Ainda assim, a petição, como todas que chegam à Justiça, precisou ser analisada e decidida – não apenas de forma monocrática, mas também em colegiado e pela Vice-Presidência do STJ, após sucessivos recursos internos –, juntando-se aos mais de um milhão de habeas corpus recebidos pelo tribunal em sua história – marca atingida em 30 de abril deste ano.

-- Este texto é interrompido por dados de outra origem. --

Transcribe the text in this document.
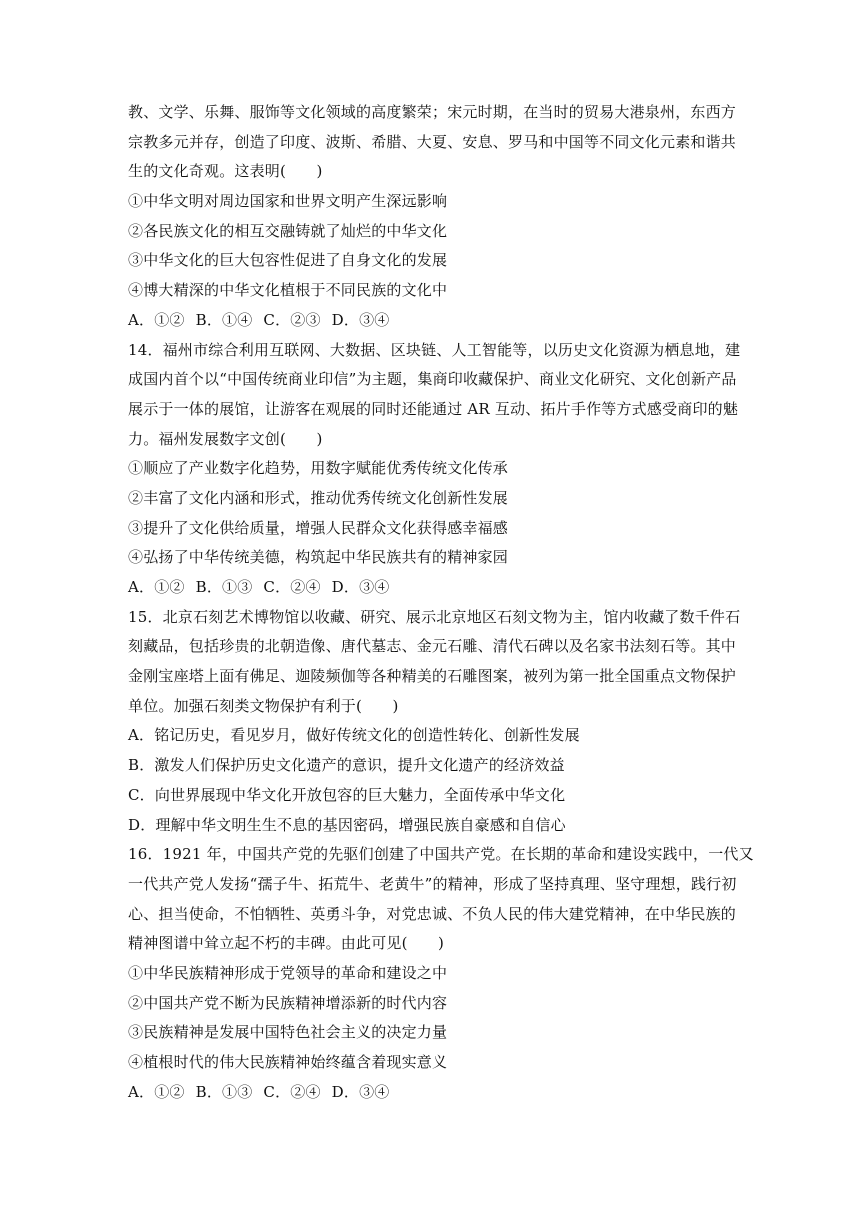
教、文学、乐舞、服饰等文化领域的高度繁荣；宋元时期，在当时的贸易大港泉州，东西方
宗教多元并存，创造了印度、波斯、希腊、大夏、安息、罗马和中国等不同文化元素和谐共
生的文化奇观。这表明(　　)
①中华文明对周边国家和世界文明产生深远影响
②各民族文化的相互交融铸就了灿烂的中华文化
③中华文化的巨大包容性促进了自身文化的发展
④博大精深的中华文化植根于不同民族的文化中
A．①② B．①④ C．②③ D．③④
14．福州市综合利用互联网、大数据、区块链、人工智能等，以历史文化资源为栖息地，建
成国内首个以“中国传统商业印信”为主题，集商印收藏保护、商业文化研究、文化创新产品
展示于一体的展馆，让游客在观展的同时还能通过 AR 互动、拓片手作等方式感受商印的魅
力。福州发展数字文创(　　)
①顺应了产业数字化趋势，用数字赋能优秀传统文化传承
②丰富了文化内涵和形式，推动优秀传统文化创新性发展
③提升了文化供给质量，增强人民群众文化获得感幸福感
④弘扬了中华传统美德，构筑起中华民族共有的精神家园
A．①② B．①③ C．②④ D．③④
15．北京石刻艺术博物馆以收藏、研究、展示北京地区石刻文物为主，馆内收藏了数千件石
刻藏品，包括珍贵的北朝造像、唐代墓志、金元石雕、清代石碑以及名家书法刻石等。其中
金刚宝座塔上面有佛足、迦陵频伽等各种精美的石雕图案，被列为第一批全国重点文物保护
单位。加强石刻类文物保护有利于(　　)
A．铭记历史，看见岁月，做好传统文化的创造性转化、创新性发展
B．激发人们保护历史文化遗产的意识，提升文化遗产的经济效益
C．向世界展现中华文化开放包容的巨大魅力，全面传承中华文化
D．理解中华文明生生不息的基因密码，增强民族自豪感和自信心
16．1921 年，中国共产党的先驱们创建了中国共产党。在长期的革命和建设实践中，一代又
一代共产党人发扬“孺子牛、拓荒牛、老黄牛”的精神，形成了坚持真理、坚守理想，践行初
心、担当使命，不怕牺牲、英勇斗争，对党忠诚、不负人民的伟大建党精神，在中华民族的
精神图谱中耸立起不朽的丰碑。由此可见(　　)
①中华民族精神形成于党领导的革命和建设之中
②中国共产党不断为民族精神增添新的时代内容
③民族精神是发展中国特色社会主义的决定力量
④植根时代的伟大民族精神始终蕴含着现实意义
A．①② B．①③ C．②④ D．③④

Em uma era marcada pelo avanço da litigância em larga escala, o habeas corpus ocupa lugar central no cotidiano do STJ. Concebido para ser acionado diante de ameaça ou coação ilegal ao direito de ir e vir, tornou-se, ao longo dos anos, uma das ações mais manejadas na Justiça brasileira, revelando não apenas o alcance democrático do instituto, mas também o uso distorcido que dele tem sido feito.
Por trás da impressionante quantidade de habeas corpus impetrados no STJ, emergem questões como as fragilidades do sistema recursal, as dificuldades estruturais das cortes sobrecarregadas e a defasagem entre legislação e jurisprudência.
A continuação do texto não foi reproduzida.